If I assume that RYAM generates earnings per share of 3.23 in 2015 a share (which is in line with the Cash Return estimate above), a 10% growth in FCF and a combined cost of capital of 11%, and plug these numbers into the gurufocus.com DCF calculator, I get a discounted value of $51.73. This, in turn, is in line with a fair value of $49 estimated by Morningstar. (The 10% FCF growth per year is a guess, but I think reasonable, given moderation of cap ex going forward and growth in the CS market, as well as RYAM's dominant share of spare capacity in the industry).

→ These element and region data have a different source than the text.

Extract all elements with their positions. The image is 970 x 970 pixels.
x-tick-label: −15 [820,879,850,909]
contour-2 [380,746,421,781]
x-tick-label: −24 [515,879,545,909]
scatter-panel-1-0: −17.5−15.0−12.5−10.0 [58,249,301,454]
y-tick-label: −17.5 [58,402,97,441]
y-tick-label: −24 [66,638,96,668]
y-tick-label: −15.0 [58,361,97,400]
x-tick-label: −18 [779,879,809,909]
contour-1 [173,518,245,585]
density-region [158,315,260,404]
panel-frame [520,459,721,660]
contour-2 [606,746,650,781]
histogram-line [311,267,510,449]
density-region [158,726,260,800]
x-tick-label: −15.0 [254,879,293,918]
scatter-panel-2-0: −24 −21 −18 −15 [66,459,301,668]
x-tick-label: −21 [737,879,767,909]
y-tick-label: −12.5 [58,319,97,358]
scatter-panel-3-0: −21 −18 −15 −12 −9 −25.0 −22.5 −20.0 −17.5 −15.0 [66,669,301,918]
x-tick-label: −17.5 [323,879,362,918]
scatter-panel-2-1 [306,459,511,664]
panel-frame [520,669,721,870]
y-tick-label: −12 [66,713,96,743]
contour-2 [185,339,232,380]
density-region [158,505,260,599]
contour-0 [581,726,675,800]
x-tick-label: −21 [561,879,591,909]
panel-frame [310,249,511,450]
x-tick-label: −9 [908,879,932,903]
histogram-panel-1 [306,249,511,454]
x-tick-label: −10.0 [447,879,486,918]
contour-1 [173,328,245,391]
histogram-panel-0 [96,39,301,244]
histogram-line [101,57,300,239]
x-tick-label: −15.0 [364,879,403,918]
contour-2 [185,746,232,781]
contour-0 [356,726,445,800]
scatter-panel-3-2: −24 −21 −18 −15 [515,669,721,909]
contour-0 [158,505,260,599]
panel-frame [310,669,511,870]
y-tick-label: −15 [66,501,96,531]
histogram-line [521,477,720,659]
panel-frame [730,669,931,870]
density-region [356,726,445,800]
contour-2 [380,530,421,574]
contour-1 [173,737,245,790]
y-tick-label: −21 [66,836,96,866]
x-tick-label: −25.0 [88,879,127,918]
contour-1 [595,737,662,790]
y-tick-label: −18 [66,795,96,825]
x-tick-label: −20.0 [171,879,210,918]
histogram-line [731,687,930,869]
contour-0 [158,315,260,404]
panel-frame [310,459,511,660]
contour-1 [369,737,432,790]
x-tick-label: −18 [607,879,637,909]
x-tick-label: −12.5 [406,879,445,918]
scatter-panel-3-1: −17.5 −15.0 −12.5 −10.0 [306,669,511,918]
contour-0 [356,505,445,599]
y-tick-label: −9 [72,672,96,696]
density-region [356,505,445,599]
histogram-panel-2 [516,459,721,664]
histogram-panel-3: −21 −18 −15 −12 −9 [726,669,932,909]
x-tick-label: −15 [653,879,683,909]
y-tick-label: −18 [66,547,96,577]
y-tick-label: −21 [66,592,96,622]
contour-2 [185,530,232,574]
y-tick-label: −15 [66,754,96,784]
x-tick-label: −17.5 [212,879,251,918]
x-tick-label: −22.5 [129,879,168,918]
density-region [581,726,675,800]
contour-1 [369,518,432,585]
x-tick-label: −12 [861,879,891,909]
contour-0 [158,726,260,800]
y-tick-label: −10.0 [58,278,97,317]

Source: Gurufocus.com DCF Calculator
Since the spin-off, RYAM's shares have sold off significantly. This is due to short-term weakness in prices for CS due to increased manufacturing capacity, as well as, I think, legacy RYN's investors unfamiliarity with this new name which appeared in their portfolio. Another reason could be that the company is undergoing shareholder churn, as legacy RYN investors are mainly dividend investors and may be uncomfortable holding RYAM, which pays a tiny dividend.
Most of this increased capacity in the market which is causing CS price weakness belongs to RYAM, and as the economy absorbs this increased capacity, RYAM should increase its market share and long-term moat. This increased capacity also deters new competitors from entering the market. The appreciation potential of RYAM shares is significant here - in the order of 30% to 50% over the next 3 to 5 years, which is an outstanding value in this overpriced market. The management of the new company is strongly incented to deliver. It is interesting to note that the CEO of legacy RYN (Paul Boynton) has decided to move to RYAM rather than remain with the parent. This appears to me as solid validation of the investment potential of RYAM.
Disclosure: The author is long RYAM. The author wrote this article themselves, and it expresses their own opinions. The author is not receiving compensation for it (other than from Seeking Alpha). The author has no business relationship with any company whose stock is mentioned in this article.